3 layer architecture is quite popular but what it really means?
Presentation layer
Application layer
Database layer
If you ask what each layer means you can be pretty sure you will get several different answers. You can further divide each layer into sublayer and build layered hell like:
Client side presentation layer
Server side view layer
Controller layer
Service facade layer
Service layer
Domain objects layer
Repository + Factory layer
ORM layer
Stored procedure layer
Database view layer
Database table layer
WTF? That is just example that application can be easily over architected. It can go even worse if you insist that only neighbours can exchange data and if you decide to add special type of objects to be exchanged between layers instead of flowing sing set of objects through multiple layers.
Add layers which you need to make you more comfortable with developing the application and which will do reasonable separation of concerns and maintainability needed for the scale of your application. You can simply do the most simplest application which will be used just few weeks and must be developed as fast as possible. In such case you can do that within few days simply by using ASP.NET web forms and data source controls (or ASP.NET dynamic data). It can be badly extensible but in such situation it is exactly what you need to implement application quickly. Writing layers and doing all the stuff around maintainability and extensibility is reasonable if you need it. Another quick prototyping technique is ASP.NET MVC Scaffolding which can create quick multilayered skeleton of the application which can be further modified.

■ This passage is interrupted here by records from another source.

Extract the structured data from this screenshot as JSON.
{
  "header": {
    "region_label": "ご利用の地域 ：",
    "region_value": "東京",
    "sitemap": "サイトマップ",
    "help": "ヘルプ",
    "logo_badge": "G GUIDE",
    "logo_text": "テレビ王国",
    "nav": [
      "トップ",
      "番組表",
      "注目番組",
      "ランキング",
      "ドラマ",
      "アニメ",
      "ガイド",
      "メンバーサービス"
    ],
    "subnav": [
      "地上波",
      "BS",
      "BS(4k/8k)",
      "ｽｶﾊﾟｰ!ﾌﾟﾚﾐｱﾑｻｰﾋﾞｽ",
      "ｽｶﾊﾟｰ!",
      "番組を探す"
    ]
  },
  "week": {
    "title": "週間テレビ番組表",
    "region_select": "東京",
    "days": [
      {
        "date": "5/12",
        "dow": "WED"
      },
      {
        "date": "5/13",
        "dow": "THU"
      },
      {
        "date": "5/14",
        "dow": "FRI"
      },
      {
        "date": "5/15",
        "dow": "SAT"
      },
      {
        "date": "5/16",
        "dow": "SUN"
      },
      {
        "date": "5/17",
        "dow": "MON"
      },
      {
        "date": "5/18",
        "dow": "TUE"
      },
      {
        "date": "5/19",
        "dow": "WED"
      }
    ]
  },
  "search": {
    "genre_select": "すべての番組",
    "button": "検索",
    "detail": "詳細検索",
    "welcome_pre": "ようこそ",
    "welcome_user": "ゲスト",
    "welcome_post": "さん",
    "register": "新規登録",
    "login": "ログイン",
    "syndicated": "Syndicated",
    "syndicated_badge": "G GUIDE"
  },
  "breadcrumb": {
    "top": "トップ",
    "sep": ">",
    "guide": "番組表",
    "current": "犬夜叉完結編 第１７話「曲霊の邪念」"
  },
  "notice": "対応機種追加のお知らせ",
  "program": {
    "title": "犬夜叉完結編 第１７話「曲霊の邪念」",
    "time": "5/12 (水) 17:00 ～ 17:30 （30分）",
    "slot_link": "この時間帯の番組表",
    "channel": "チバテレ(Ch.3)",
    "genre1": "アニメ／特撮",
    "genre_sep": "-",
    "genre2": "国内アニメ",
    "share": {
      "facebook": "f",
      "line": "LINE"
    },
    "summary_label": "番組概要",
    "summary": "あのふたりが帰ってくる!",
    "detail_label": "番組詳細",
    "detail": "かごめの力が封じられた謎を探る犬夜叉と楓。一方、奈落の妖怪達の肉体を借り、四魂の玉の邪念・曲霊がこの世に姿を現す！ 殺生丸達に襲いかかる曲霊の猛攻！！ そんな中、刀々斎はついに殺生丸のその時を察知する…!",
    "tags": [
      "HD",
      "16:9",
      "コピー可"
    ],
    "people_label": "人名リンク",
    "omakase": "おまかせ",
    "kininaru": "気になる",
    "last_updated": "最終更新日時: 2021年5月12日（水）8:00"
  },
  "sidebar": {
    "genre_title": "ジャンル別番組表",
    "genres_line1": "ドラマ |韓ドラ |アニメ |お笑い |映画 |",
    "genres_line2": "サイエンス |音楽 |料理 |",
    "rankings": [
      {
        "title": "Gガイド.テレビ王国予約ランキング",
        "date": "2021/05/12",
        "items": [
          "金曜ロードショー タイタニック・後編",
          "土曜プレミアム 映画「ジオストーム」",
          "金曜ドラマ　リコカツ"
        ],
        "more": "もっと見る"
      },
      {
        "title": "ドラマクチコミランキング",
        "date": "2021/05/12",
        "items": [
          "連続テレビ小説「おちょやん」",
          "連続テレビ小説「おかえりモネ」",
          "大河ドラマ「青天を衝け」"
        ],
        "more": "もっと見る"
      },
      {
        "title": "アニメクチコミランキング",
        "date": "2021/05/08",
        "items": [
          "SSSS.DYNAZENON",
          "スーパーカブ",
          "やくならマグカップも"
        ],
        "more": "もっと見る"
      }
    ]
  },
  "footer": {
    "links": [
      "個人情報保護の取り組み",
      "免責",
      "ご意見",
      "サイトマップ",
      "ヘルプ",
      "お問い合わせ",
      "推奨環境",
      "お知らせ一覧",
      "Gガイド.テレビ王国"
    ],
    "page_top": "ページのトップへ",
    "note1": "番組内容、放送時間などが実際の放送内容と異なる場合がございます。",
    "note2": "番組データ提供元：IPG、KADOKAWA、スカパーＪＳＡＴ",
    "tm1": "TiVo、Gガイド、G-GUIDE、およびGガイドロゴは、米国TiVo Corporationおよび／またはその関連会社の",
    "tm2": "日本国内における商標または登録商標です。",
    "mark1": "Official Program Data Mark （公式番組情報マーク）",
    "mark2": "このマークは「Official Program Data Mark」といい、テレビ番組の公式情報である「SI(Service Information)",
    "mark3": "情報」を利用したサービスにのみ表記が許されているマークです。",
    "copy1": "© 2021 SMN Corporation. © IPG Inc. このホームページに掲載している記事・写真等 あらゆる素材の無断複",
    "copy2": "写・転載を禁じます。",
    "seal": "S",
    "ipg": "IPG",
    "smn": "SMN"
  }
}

Both approaches are correct and it only depends on the approach you like. The first is called active record pattern but it is not used very often with entity framework. The second approach is more popular. You can either use EF directly in some middle class which you called Provider (common name is also Service). This class will do both data access logic and business logic. In more complex applications developers like to somehow wrap EF to separate class following repository pattern and call the repository either from service or directly from web app. code behind or controller (depending on amount of business logic). Try to do it without repository first. My personal opinion is that people should start to use repository only once they understand EF itself.
Again both approaches are correct. In a simple application it is fully acceptable to create EF model with POCO classes (EFv4.x) and use them in all layers. If you are using ASP.NET MVC you can find that you need special classes as view models to fully represent needs of your individual views. In a more complex application you can have separate objects exposed from a business layer - this is especially used if the business layer is exposed as a remote service (WCF).
It depends how you write these DAL methods - it is absolutely necessary to not share the EF context among requests! It also depends if you want to write some test or not. Layer defined by static methods is something which goes directly against testable architecture where you want unit test just single layer (unit testing with EF can be hard). It also depends if you want to use dependency injection which is based on instances.